Quittée le Groupe Beausoleil, après avoir fait ses courses, Alice est allée ensuite dans le quartier du Marais, visitant des papeteries et des boutiques de fournitures artistiques pour se procurer quelques outils de design.

De retour chez elle, elle a rangé ses affaires et a réorganisé toutes ses créations de ces dernières années.

En voyant ces dessins de plus en plus dépourvus de vivacité, elle avait du mal à croire qu’ils étaient sortis de ses mains.

Ces projets, préparés pour Emma, entre les différentes tâches domestiques, n’avaient jamais bénéficié de tout son investissement créatif.

Bien qu’ils n’eussent pas de défauts majeurs, ils manquaient d’éclat. Elle avait négligé ces détails à l’époque ; à présent, elle remarquait combien son inspiration avait été consumée.

Déposant les dessins, Alice a composé un numéro. « J’ai besoin d’une invitation pour le prochain salon de haute joaillerie à la Fashion Week de Paris. »

Un silence s’est installé, puis une voix masculine calme a répondu.

« Tu es sûre ? Je t’avais déjà averti à maintes reprises et tu ne bougeais pas.
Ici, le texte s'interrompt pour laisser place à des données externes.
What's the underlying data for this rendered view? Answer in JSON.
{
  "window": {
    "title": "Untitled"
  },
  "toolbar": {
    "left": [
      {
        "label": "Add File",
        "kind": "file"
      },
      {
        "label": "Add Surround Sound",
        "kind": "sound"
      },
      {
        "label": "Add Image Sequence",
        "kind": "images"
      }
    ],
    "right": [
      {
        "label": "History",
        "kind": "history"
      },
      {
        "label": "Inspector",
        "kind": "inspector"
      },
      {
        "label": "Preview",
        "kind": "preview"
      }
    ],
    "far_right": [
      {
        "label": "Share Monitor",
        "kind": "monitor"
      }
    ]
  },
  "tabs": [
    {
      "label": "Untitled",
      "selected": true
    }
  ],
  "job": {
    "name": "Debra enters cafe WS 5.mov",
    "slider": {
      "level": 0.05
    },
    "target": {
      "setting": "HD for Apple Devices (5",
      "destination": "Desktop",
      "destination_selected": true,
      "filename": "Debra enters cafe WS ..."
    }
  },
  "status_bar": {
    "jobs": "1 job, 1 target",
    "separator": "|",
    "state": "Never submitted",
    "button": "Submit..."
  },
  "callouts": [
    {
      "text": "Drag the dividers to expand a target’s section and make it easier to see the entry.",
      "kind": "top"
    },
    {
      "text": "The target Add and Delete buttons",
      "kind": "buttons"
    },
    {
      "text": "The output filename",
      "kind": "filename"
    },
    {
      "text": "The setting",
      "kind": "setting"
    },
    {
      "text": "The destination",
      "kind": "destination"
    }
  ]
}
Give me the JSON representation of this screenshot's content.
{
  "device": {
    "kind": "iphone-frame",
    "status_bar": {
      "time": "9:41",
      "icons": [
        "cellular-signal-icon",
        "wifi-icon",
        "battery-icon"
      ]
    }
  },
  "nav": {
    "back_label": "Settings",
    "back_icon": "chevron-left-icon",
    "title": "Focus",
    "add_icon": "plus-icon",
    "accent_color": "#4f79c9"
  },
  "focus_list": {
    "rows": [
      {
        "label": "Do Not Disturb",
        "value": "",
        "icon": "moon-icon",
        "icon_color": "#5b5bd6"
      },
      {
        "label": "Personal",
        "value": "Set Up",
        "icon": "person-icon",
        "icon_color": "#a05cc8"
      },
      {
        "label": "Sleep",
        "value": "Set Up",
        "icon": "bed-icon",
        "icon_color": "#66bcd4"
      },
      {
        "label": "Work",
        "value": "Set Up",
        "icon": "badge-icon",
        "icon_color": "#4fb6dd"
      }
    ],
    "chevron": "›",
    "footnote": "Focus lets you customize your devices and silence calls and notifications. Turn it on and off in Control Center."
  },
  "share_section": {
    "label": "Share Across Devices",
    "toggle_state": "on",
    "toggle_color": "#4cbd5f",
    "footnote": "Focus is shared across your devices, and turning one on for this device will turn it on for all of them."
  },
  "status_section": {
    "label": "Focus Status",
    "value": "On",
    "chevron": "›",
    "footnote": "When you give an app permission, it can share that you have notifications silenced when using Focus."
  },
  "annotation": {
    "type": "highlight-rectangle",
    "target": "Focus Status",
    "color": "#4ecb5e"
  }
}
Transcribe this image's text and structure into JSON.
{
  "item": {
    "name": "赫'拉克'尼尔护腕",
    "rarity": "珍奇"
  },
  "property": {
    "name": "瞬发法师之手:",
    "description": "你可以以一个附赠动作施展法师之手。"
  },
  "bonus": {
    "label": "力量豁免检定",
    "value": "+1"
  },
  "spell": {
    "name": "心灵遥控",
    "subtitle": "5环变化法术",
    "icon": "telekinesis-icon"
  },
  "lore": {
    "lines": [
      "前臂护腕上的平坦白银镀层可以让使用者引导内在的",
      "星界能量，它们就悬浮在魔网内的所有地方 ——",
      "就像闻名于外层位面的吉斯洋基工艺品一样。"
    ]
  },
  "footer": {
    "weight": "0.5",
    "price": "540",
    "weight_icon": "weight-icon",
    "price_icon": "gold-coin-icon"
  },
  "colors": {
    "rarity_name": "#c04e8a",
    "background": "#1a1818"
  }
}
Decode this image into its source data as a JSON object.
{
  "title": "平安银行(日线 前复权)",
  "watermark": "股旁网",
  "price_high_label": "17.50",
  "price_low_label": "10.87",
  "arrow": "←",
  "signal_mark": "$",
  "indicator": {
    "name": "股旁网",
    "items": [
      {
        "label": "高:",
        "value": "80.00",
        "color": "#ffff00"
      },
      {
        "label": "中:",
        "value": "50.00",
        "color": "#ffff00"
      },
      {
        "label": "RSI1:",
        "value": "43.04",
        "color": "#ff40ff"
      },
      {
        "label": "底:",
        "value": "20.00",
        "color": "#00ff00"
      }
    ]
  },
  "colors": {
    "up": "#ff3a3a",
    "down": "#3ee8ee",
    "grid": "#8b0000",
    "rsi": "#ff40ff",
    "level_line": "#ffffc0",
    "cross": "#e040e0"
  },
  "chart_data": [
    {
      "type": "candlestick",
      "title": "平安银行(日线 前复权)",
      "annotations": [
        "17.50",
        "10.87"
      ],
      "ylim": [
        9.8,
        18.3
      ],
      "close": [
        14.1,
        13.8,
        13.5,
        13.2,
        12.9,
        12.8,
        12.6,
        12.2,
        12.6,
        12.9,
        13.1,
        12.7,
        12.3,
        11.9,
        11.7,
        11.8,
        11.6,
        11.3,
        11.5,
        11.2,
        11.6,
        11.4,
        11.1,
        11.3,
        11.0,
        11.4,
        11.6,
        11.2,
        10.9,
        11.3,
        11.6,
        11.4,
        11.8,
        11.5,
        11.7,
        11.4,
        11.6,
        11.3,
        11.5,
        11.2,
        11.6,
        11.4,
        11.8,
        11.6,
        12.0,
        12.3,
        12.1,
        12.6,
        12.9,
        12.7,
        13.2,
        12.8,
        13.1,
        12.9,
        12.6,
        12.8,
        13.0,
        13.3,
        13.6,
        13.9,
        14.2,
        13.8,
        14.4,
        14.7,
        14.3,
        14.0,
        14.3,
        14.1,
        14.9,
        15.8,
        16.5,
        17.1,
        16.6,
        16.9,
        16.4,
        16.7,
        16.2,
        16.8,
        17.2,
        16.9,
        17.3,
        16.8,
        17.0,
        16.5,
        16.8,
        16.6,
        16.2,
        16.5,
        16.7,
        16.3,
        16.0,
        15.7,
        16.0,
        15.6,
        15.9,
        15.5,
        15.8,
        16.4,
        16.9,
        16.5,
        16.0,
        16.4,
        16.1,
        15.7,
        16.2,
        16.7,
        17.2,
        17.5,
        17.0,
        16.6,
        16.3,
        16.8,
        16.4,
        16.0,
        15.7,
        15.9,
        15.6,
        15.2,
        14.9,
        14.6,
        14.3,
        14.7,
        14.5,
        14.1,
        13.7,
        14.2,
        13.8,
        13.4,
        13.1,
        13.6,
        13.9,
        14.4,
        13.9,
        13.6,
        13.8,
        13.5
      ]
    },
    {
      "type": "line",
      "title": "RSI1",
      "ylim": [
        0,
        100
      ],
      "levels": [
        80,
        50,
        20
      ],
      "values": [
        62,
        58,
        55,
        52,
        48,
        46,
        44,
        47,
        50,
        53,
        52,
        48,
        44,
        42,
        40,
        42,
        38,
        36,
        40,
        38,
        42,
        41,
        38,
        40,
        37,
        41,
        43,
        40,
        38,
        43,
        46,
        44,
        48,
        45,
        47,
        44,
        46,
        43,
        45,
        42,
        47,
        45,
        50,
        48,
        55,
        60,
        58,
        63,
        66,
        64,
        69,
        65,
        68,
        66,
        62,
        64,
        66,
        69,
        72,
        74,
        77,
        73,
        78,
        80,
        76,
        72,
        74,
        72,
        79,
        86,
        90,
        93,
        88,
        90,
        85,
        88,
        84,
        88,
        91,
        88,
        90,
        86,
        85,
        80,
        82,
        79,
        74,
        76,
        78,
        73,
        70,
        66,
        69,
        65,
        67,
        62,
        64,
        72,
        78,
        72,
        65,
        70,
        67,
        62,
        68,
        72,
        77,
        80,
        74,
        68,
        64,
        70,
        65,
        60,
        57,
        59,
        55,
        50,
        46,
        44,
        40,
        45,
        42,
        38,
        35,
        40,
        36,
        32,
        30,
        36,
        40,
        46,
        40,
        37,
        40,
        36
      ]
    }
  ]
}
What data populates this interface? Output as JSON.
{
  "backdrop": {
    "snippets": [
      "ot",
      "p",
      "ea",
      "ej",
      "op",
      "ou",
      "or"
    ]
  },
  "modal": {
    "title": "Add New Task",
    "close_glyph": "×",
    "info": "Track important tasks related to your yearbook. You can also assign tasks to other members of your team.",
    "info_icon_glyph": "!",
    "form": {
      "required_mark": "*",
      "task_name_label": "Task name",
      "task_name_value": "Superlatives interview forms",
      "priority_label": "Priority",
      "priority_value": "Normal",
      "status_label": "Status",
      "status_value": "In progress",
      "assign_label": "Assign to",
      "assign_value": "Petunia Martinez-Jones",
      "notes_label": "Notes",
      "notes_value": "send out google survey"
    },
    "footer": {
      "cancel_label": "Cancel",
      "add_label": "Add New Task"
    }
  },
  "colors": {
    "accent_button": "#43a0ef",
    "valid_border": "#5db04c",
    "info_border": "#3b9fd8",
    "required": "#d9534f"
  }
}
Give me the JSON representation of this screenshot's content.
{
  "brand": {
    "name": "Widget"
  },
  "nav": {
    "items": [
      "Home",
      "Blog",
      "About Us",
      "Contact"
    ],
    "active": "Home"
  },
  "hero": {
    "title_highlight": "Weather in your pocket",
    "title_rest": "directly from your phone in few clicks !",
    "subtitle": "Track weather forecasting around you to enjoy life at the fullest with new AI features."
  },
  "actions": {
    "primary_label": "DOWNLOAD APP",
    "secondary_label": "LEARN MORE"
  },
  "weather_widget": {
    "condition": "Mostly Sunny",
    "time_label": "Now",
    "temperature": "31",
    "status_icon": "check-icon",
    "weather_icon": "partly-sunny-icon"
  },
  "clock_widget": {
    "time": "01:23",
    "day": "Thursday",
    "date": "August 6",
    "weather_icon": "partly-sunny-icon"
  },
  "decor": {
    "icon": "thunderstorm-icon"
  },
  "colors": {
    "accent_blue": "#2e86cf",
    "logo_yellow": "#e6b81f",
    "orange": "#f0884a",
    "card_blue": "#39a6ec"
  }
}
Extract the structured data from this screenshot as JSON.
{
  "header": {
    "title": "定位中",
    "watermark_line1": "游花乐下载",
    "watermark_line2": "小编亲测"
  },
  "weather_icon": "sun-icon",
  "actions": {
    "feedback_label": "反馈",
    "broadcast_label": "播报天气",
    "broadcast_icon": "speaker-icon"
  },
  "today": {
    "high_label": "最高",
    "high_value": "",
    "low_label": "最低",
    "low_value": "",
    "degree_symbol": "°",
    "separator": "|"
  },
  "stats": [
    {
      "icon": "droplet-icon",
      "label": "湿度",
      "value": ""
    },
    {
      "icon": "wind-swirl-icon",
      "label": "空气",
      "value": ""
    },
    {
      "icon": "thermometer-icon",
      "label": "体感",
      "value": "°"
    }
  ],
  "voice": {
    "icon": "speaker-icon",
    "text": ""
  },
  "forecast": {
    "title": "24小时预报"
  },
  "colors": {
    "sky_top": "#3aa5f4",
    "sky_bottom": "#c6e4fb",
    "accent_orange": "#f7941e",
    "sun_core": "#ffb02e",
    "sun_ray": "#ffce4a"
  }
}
Qu’est-ce qui t’a fait changer d’avis cette fois ? »

Chaque année, Paris accueille diverses expositions de haute joaillerie.

Depuis vingt ans, l’industrie a repris vigueur, et les salons se sont élargis, passant de quelques centaines de stands à plus d’un millier, jouissant d’une réputation internationale.

Nombreux sont les designers renommés qui présentent leurs œuvres phares, tandis que les jeunes talents, incapables d’exposer, viennent observer, cherchant l’inspiration.

Mais Alice, pendant plusieurs années, avait refusé, prétextant les soins à sa fille ou les affaires de son mari. Même les invitations envoyées à son domicile étaient ignorées.

À présent, elle avait décidé de participer.

« À l’époque, j’étais perdue. Aujourd’hui, il était temps de retrouver la raison. »

Un moment de silence a suivi, puis l’appel a été interrompu.

Mais Alice a compris que son inscription avait été acceptée.

Un léger sourire a fleuri sur ses lèvres.

En réalité, il y avait une autre décision qu’elle n’avait pas encore annoncée : elle était prête à revenir, sans réserve cette fois.